Tuesday, February 28, 2012

It's a Hair Cut Not Brain Surgery

I work a lot. I don't have spare time or money. I get my hair cut for fourteen bucks...$6.99 when they send me a coupon. I always  tip at  least 30% with or without the coupon.
I went between shifts to get my "HURR DID." I walked in and the woman who normally cuts my hair wasn't there. I rolled the dice and just signed in. They told me it would be a fifteen minute wait so I signed in and went to get gas. I came back and sat down. An older gent came in after me and signed in and then a girl came in and signed in after him...at least I was first! (so I thought)

They called Paw Paw back first which kinda irritated me but I love me some old people and let it slide. Then they called the girl back and she said "I'm waiting for Mary" and sat back down. Then they finally called MY name. I was almost ticked by  this point but let it slide...once again.

I walked up to the counter and the girl smacking gum behind the counter looked at her little screen and said "So you get a razor cut?"  I said I did and  the gum smacker said "I don't do razor cuts you'll have to wait for Mary."

Why did I have to wait for Mary? I was in line before Pee Paw and the big chick. If  the big chick wants Mary...she should wait for Mary to get done with ME. The big chick  had big hair. My hair is two inches long and takes about five minutes to cut.

Next on my list of grips is why this woman didn't know how to give a razor cut? It's not like I'm asking her to remove a tumor from my brain, I just wanted a hair cut. If you are a hair dresser shouldn't you know how to cut hair? Shouldn't you know how to cut it any way the customer wants? "Heck" I learned about razor cuts FROM my hairdresser and I'm pretty sure she isn't a rocket scientist and if she is she is grossly underpaid.

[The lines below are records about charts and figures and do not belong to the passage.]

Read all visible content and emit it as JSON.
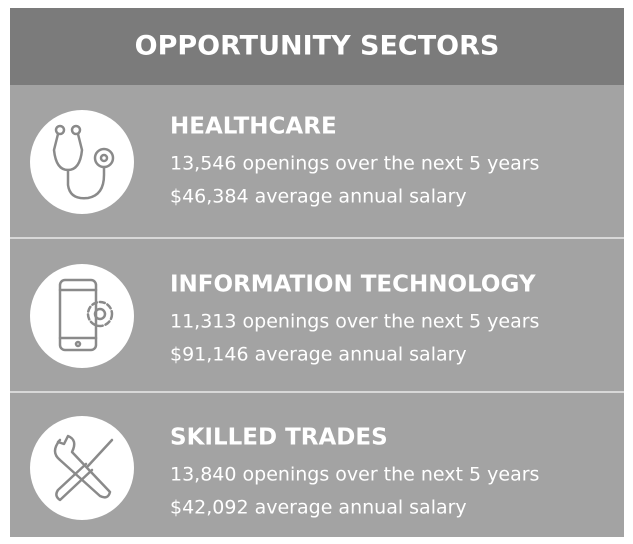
{
  "header": {
    "title": "OPPORTUNITY SECTORS"
  },
  "sectors": [
    {
      "name": "HEALTHCARE",
      "openings": "13,546 openings over the next 5 years",
      "salary": "$46,384 average annual salary"
    },
    {
      "name": "INFORMATION TECHNOLOGY",
      "openings": "11,313 openings over the next 5 years",
      "salary": "$91,146 average annual salary"
    },
    {
      "name": "SKILLED TRADES",
      "openings": "13,840 openings over the next 5 years",
      "salary": "$42,092 average annual salary"
    }
  ]
}
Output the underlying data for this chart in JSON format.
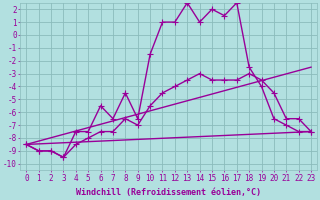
{
  "xlabel": "Windchill (Refroidissement éolien,°C)",
  "background_color": "#b2e0e0",
  "grid_color": "#8bbcbc",
  "line_color": "#990099",
  "x_ticks": [
    0,
    1,
    2,
    3,
    4,
    5,
    6,
    7,
    8,
    9,
    10,
    11,
    12,
    13,
    14,
    15,
    16,
    17,
    18,
    19,
    20,
    21,
    22,
    23
  ],
  "y_ticks": [
    2,
    1,
    0,
    -1,
    -2,
    -3,
    -4,
    -5,
    -6,
    -7,
    -8,
    -9,
    -10
  ],
  "xlim": [
    -0.5,
    23.5
  ],
  "ylim": [
    -10.5,
    2.5
  ],
  "series": [
    {
      "x": [
        0,
        1,
        2,
        3,
        4,
        5,
        6,
        7,
        8,
        9,
        10,
        11,
        12,
        13,
        14,
        15,
        16,
        17,
        18,
        19,
        20,
        21,
        22,
        23
      ],
      "y": [
        -8.5,
        -9.0,
        -9.0,
        -9.5,
        -7.5,
        -7.5,
        -5.5,
        -6.5,
        -4.5,
        -6.5,
        -1.5,
        1.0,
        1.0,
        2.5,
        1.0,
        2.0,
        1.5,
        2.5,
        -2.5,
        -4.0,
        -6.5,
        -7.0,
        -7.5,
        -7.5
      ],
      "has_markers": true
    },
    {
      "x": [
        0,
        1,
        2,
        3,
        4,
        5,
        6,
        7,
        8,
        9,
        10,
        11,
        12,
        13,
        14,
        15,
        16,
        17,
        18,
        19,
        20,
        21,
        22,
        23
      ],
      "y": [
        -8.5,
        -9.0,
        -9.0,
        -9.5,
        -8.5,
        -8.0,
        -7.5,
        -7.5,
        -6.5,
        -7.0,
        -5.5,
        -4.5,
        -4.0,
        -3.5,
        -3.0,
        -3.5,
        -3.5,
        -3.5,
        -3.0,
        -3.5,
        -4.5,
        -6.5,
        -6.5,
        -7.5
      ],
      "has_markers": true
    },
    {
      "x": [
        0,
        23
      ],
      "y": [
        -8.5,
        -2.5
      ],
      "has_markers": false
    },
    {
      "x": [
        0,
        23
      ],
      "y": [
        -8.5,
        -7.5
      ],
      "has_markers": false
    }
  ],
  "marker": "+",
  "markersize": 4,
  "linewidth": 1.0,
  "xlabel_fontsize": 6,
  "tick_fontsize": 5.5
}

I told the gum smacker I was on  break from work and would just come back later.

I'll be honest I was ticked. Yes they only charge  $14.00 for a haircut but I always tip them at least five bucks and it takes them five minutes to do it. You do the math...

I called back today disguising my voice and asked when my "Girl" was working? I'm going in the morning to get my "Hurr Did" and will give her a forty percent tip and tell her Mary  is a loser.

I don't have time for unecessary drama...I barely have time to breathe.